Star Wars: The Rise of Skywalker finally hit theaters this weekend, but the film wasn't universally acclaimed by critics and fans alike.
In fact, the ninth and final Star Wars episode holds the second-worst Rotten Tomatoes score (a middling 57%, which is considered "rotten") of the entire live-action franchise, after The Phantom Menace (a 53%). The project's director and co-writer, J.J. Abrams, responded to the negative backlash on Friday evening after a screening in Los Angeles.
***WARNING! The following contains certain spoilers for the latest Star Wars film!***
"I would say that they’re right,” he said, referring to those who weren't enamored of the movie. "[But] the people who love it more than anything are also right. I was asked … ‘So, how do you go about pleasing everyone?’ I was like: ‘What … ?’ Not to say that that's what anyone should try to do anyway, but how would one even go about it? Especially with Star Wars?"
The director, who co-wrote the Rise of Skywalker script with Oscar-winning screenwriter Chris Terrio, went on to say that we live in an age where fandoms can turn toxic at the turn of a dime.
"I don’t need to tell anybody here, we live in a moment where everything immediately seems to default to outrage," Abrams continued. "There’s a kind of M.O. of just either ‘It’s either exactly as I see it or you’re my enemy.' ... It’s a crazy thing that there is such a norm that seems to be devoid of nuance and compassion — and this is not about Star Wars, this is about everything. Compassion and acceptance ... We knew, starting this, any decision we made—a design decision, a musical decision, a narrative decision—would please someone and infuriate someone else.”
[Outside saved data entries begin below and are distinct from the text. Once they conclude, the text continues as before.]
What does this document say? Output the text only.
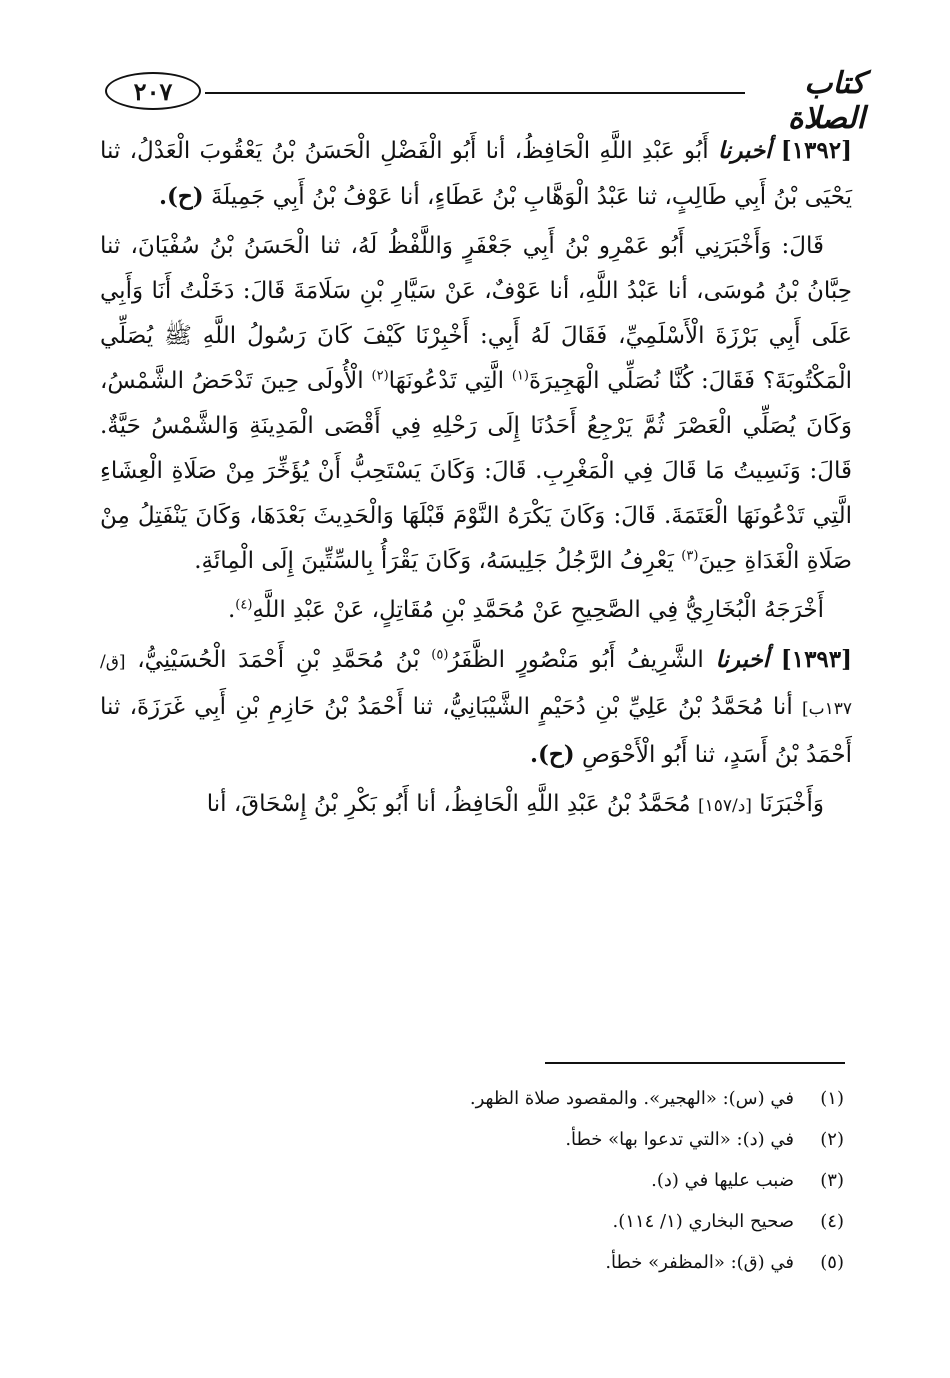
٢٠٧	كتاب الصلاة

[١٣٩٢] أخبرنا أَبُو عَبْدِ اللَّهِ الْحَافِظُ، أنا أَبُو الْفَضْلِ الْحَسَنُ بْنُ يَعْقُوبَ الْعَدْلُ، ثنا يَحْيَى بْنُ أَبِي طَالِبٍ، ثنا عَبْدُ الْوَهَّابِ بْنُ عَطَاءٍ، أنا عَوْفُ بْنُ أَبِي جَمِيلَةَ (ح).

قَالَ: وَأَخْبَرَنِي أَبُو عَمْرِو بْنُ أَبِي جَعْفَرٍ وَاللَّفْظُ لَهُ، ثنا الْحَسَنُ بْنُ سُفْيَانَ، ثنا حِبَّانُ بْنُ مُوسَى، أنا عَبْدُ اللَّهِ، أنا عَوْفٌ، عَنْ سَيَّارِ بْنِ سَلَامَةَ قَالَ: دَخَلْتُ أَنَا وَأَبِي عَلَى أَبِي بَرْزَةَ الْأَسْلَمِيِّ، فَقَالَ لَهُ أَبِي: أَخْبِرْنَا كَيْفَ كَانَ رَسُولُ اللَّهِ ﷺ يُصَلِّي الْمَكْتُوبَةَ؟ فَقَالَ: كُنَّا نُصَلِّي الْهَجِيرَةَ$^{(١)}$ الَّتِي تَدْعُونَهَا$^{(٢)}$ الْأُولَى حِينَ تَدْحَضُ الشَّمْسُ، وَكَانَ يُصَلِّي الْعَصْرَ ثُمَّ يَرْجِعُ أَحَدُنَا إِلَى رَحْلِهِ فِي أَقْصَى الْمَدِينَةِ وَالشَّمْسُ حَيَّةٌ. قَالَ: وَنَسِيتُ مَا قَالَ فِي الْمَغْرِبِ. قَالَ: وَكَانَ يَسْتَحِبُّ أَنْ يُؤَخِّرَ مِنْ صَلَاةِ الْعِشَاءِ الَّتِي تَدْعُونَهَا الْعَتَمَةَ. قَالَ: وَكَانَ يَكْرَهُ النَّوْمَ قَبْلَهَا وَالْحَدِيثَ بَعْدَهَا، وَكَانَ يَنْفَتِلُ مِنْ صَلَاةِ الْغَدَاةِ حِينَ$^{(٣)}$ يَعْرِفُ الرَّجُلُ جَلِيسَهُ، وَكَانَ يَقْرَأُ بِالسِّتِّينَ إِلَى الْمِائَةِ.

أَخْرَجَهُ الْبُخَارِيُّ فِي الصَّحِيحِ عَنْ مُحَمَّدِ بْنِ مُقَاتِلٍ، عَنْ عَبْدِ اللَّهِ$^{(٤)}$.

[١٣٩٣] أخبرنا الشَّرِيفُ أَبُو مَنْصُورٍ الظَّفَرُ$^{(٥)}$ بْنُ مُحَمَّدِ بْنِ أَحْمَدَ الْحُسَيْنِيُّ، [ق/١٣٧ب] أنا مُحَمَّدُ بْنُ عَلِيِّ بْنِ دُحَيْمٍ الشَّيْبَانِيُّ، ثنا أَحْمَدُ بْنُ حَازِمِ بْنِ أَبِي غَرَزَةَ، ثنا أَحْمَدُ بْنُ أَسَدٍ، ثنا أَبُو الْأَحْوَصِ (ح).

وَأَخْبَرَنَا [د/١٥٧] مُحَمَّدُ بْنُ عَبْدِ اللَّهِ الْحَافِظُ، أنا أَبُو بَكْرِ بْنُ إِسْحَاقَ، أنا

(١)
في (س): «الهجير». والمقصود صلاة الظهر.
(٢)
في (د): «التي تدعوا بها» خطأ.
(٣)
ضبب عليها في (د).
(٤)
صحيح البخاري (١/ ١١٤).
(٥)
في (ق): «المظفر» خطأ.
Abrams also touched on the fact that Episode IX undoes a lot of the choices made by Rian Johnson's The Last Jedi, especially the explanation for where Rey (Daisy Ridley) comes from. In particular, we learn that Rey isn't a nobody after all, but the powerful granddaughter of the film's main antagonist, Emperor Palpatine (Ian McDiarmid).
"I think one of the ideas, one of the themes of the movie is that anyone can be anything, regardless of where you're from," explained the director. "I don't know if it resonates for everyone, but I think there are quite a few people who appreciate that idea of not coming from a place that you're not particularly excited about ... or proud of and though I completely understand you're nobody is a devastating thing—to me, the more painful, the more shocking thing, was the idea that you're from the worst possible place."
While there's hasn't been overwhelming acclaim for it, The Rise of Skywalker still amassed a small fortune at the domestic box office this weekend with $176 million. Internationally, the film has made $374 million.